One of the many disturbing aspects of the Islamist agenda is its emphasis on indoctrinating the young. Terrorism expert John Loftus calls this is a form of child abuse. It is especially sickening to see clips from Palestinian television in which very young children talk about becoming martyrs and express anti-Semitic stereotypes. The Palestinians are teaching their children in school and through the media to hate.
Jimmy Carter and the Iraq Study Group members should be required to watch the film so they will be disabused of their delusion that Israeli policy is the obstacle to peace. Obsession makes clear the real obstacles are the Islamists’ refusal to recognize Israel, the outright hatred of the Jews by many Muslims and the unwillingness to accept a Jewish state on “Islamic land” or Jewish rule over Muslims.
The movie does not focus on any one group or on terrorism. It examines how Islam is being perverted by radicals who have an agenda of hate. During one section of the film, the similarities between Islamism and Nazism are discussed. We see the Palestinian religious leader Haj Amin al-Husseini, the Mufti of Jerusalem, seeking Hitler’s help to fight the Jews. As the film notes, Hitler’s hatred for the Jews is so great he was even prepared to ally himself with the Arabs, non-Aryans, to fulfill his genocidal designs. A fitting image is a modern rally in Lebanon where Muslims are giving a Nazi salute. It is a reminder of the need to learn the lesson of history and to take seriously the words of the Islamists who call for the destruction of Israel and the murder of Jews.

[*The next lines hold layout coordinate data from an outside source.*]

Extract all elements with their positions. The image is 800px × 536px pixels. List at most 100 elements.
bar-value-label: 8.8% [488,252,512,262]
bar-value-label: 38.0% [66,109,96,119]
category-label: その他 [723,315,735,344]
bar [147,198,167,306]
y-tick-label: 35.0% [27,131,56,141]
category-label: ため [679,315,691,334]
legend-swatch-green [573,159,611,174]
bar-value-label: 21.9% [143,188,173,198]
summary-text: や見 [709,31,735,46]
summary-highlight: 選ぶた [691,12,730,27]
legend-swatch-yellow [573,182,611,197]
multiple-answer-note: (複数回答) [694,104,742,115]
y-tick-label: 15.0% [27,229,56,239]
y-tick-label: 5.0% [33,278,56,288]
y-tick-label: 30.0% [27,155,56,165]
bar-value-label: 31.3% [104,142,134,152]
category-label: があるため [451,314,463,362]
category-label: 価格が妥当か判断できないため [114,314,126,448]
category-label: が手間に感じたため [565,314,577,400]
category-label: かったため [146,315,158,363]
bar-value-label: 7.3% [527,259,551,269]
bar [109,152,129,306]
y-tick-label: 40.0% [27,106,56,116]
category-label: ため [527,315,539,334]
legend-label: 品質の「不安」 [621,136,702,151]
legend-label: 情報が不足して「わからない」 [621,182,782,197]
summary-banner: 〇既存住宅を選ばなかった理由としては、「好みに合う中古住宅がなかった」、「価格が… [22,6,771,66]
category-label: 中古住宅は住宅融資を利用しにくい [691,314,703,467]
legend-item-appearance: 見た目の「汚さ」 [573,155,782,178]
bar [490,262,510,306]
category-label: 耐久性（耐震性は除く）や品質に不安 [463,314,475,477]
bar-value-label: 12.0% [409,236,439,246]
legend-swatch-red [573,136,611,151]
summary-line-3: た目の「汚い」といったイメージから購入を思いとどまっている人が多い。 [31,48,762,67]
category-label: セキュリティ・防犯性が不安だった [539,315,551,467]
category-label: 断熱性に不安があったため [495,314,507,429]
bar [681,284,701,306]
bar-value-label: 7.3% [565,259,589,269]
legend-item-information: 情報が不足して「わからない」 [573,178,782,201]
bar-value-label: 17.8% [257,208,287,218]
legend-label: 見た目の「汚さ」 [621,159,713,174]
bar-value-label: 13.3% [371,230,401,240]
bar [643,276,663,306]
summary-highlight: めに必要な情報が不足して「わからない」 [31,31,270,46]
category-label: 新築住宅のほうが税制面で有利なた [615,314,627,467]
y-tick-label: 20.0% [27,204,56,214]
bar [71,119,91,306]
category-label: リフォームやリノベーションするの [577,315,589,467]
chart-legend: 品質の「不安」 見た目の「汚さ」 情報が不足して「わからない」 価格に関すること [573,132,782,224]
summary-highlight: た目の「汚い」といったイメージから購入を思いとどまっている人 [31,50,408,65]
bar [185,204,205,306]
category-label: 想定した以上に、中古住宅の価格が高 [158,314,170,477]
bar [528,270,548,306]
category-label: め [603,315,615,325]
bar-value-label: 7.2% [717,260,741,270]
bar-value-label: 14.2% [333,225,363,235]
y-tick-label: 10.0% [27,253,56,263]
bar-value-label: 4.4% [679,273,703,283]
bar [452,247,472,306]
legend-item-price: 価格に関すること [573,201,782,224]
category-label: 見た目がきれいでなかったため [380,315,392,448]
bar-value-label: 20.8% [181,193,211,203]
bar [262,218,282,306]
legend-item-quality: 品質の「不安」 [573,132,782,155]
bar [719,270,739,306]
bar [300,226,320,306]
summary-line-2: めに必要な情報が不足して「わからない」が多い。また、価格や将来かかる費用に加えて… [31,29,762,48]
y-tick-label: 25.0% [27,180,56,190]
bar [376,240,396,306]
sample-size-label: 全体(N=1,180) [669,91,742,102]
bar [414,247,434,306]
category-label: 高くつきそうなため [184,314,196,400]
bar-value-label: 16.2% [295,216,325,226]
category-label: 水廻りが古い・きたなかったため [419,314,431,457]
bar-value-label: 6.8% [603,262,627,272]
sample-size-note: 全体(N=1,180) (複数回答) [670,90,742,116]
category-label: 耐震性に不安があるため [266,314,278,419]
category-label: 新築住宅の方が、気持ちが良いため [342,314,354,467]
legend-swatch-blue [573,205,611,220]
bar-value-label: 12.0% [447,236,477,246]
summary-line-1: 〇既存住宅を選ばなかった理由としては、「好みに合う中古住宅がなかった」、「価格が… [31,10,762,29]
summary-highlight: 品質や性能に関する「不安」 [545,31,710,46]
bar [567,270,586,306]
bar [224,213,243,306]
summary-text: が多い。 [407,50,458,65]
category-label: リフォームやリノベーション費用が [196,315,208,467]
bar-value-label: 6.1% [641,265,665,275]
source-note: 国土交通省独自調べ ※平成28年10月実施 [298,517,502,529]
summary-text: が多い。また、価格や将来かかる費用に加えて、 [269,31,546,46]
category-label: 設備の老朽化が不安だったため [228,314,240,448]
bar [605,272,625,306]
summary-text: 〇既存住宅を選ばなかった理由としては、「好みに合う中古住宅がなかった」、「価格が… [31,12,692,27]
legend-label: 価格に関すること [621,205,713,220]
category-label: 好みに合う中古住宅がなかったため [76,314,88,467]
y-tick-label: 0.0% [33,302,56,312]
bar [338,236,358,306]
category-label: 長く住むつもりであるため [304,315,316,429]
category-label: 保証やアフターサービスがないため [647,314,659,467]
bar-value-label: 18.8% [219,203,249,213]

The film’s emphasis is on Muslim attitudes toward Jews, but it also shows the antagonism expressed toward Christians with examples of churches that are desecrated and destroyed. It is also careful to explain how an integral concept of Islam, jihad, has been abused by the Islamists. As the Islamic scholars in the film note, the word refers to a personal struggle for self-improvement, but is used by the militants as a rallying call for a holy war to defeat the infidels.
To its credit, the film has eschewed the graphic violence of other films related to terrorism and focused more on words. It is also refreshing for a movie on this topic to use a subtle musical score rather than the typically overheated, hysterical noise of films trying to scare their audience.
The film’s principal flaw is overkill. Viewers may become numb after watching 60 minutes of sometimes repetitious hate speech. It is also not clear how convincing the film will be to those not already predisposed to the producers’ point of view. Many Americans already understand the threat of militant Islam. Those who don’t ought to be influenced by the powerful images in Obsession, but many people are still reluctant to criticize another faith. One hopes that students will watch the film and see, probably for the first time, exactly what the Islamists are saying. Perhaps they will then recognize that the moderate views they may be used to hearing in English, and desperately want to believe, do not necessarily reflect the opinions of many people in the Middle East. Unfortunately, given students’ desire to see everything presented in a Tevye-like, on the one hand, on the other hand manner, they may find the movie too one-sided.
The film fittingly ends with a range of speakers, including Muslims, speaking out against terror. Words will not be sufficient, however, and Muslims will have to take the lead in reforming their faith. Meanwhile, the rest of the world has to confront the Islamists and refuse to condone, ignore or accept their intolerance and violence.